Looking over the policy, there have been absolutely no changes to the “amount of insurance”, which I assume means the coverage I have and the money I can recoup in the event of a catastrophe. So what they must have meant– silly me!– was they were only increasing the cost of my policy.

By 21%.

Nice. It’s hard to know which to dislike more: banks or insurance companies.


A small group of scientists has reported that they’ve successfully tested a substance (Tl4PbBa2MgCu8O13+) which is superconductive at zero degrees celsius. Since most superconductors only work when they’re cooled to hundreds of degrees below zero, this is a game-changer. Once we can create superconductors that work at room temperature, it’s a world-changer.

The awesome march of science and technology continues.


A very Schroeder Christmas, 2010…

It all starts with a Santa hat. In this case, a hat that Kyra made for the pet rats.

Unfortunately the little critters weren’t terribly excited to prance around in a hat. Oh well.

This morning’s gifts were (not surprisingly) a big hit.

It all culminated with the Biggest Gift of All:

The box was seriously big enough to hold Zack. Amazon shipped a four-foot-long Nerf sword in it… go figure.

After opening presents we played some games, had cinnamon rolls (liberally frosted, of course), and decided to have a Mario Kart tournament. Check out the concentration on the face of one particular driver:

The final race was between me and Kyra. It was intense.

Oh yeah baby. I continue to be the reigning Mario Kart champ of the house.

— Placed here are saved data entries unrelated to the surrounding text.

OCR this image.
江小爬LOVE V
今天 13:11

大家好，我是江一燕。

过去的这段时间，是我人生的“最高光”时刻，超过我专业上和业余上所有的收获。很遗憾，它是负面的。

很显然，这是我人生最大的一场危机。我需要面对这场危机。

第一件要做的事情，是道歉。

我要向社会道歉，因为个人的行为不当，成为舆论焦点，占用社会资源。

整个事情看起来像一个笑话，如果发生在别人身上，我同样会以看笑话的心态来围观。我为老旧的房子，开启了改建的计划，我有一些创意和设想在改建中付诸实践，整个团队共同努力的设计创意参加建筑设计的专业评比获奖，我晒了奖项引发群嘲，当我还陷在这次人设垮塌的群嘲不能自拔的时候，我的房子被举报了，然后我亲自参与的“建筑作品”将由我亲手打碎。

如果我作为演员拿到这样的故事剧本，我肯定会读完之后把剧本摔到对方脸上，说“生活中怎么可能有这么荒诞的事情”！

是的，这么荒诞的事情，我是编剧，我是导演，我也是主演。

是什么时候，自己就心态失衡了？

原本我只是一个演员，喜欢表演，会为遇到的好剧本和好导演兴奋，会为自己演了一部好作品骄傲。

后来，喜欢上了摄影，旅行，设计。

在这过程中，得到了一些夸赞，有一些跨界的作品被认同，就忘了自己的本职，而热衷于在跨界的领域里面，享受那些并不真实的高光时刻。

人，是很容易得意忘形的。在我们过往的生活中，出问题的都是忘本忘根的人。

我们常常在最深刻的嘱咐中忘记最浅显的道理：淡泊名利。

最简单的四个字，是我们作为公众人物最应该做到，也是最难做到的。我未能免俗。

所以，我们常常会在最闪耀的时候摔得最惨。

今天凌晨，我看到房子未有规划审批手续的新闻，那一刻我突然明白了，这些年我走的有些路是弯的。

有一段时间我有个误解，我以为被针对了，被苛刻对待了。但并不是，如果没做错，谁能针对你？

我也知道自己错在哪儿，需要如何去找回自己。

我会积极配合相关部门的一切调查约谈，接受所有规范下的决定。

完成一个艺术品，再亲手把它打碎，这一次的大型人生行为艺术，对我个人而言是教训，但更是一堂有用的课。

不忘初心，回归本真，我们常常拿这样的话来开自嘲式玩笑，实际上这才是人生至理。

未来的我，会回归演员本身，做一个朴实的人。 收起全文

We just finished a nice Christmas dinner of ham and potatoes, and we’re going to sit down and watch a movie or something. Good times.

Merry Christmas, all.


The Zing team took the afternoon off to see Tron: Legacy this afternoon.

It was way cool. After disappointing overhyped sequels in the past few years– like The Phantom Menace and Indiana Jones 4— I was a little worried that we’d be oversold and underwhelmed by this reboot of the series.

The film was entertaining, visually amazing, and actually had a plot. And who can argue with Olivia Wilde as the butt-kicking black-leather glow-in-the-dark parallel of Trinity?


Today I picked up lunch at a local hole-in-the-wall sandwich shop, and I was told by the manager that I can’t have bare feet in the restaurant. (This was as I was paying and heading out to leave.)

The place has a concrete floor, so I’m not sure what the concern is. I asked her why bare feet weren’t allowed and she shrugged and said, “Health code.”

As I was driving back to the office, I started wondering what in the world the health code would have to do with bare feet. Let’s say I have a fierce case of athlete’s foot… maybe I’ll leave icky fungus on the floor or something, but it’s not like the food is down there. If they drop a piece of ham for my sandwich on the floor, I would fully expect them to toss it and get a new piece from the counter. And if there’s some kind of hazard on the floor– like broken glass– then I might cut my foot but that has nothing to do with the Health Department.

I think it’s all a movement against those of us who enjoy life in bare feet.


Since Google is one of my clients, I occasionally check their online invoice-tracking system to find the status of the invoices I’ve submitted to them. Tonight I’m doing some accounting work, and I went to login to their site and saw this page:


So Google’s financial department invoice system has a quota… on Google’s own servers? That seems painfully ironic.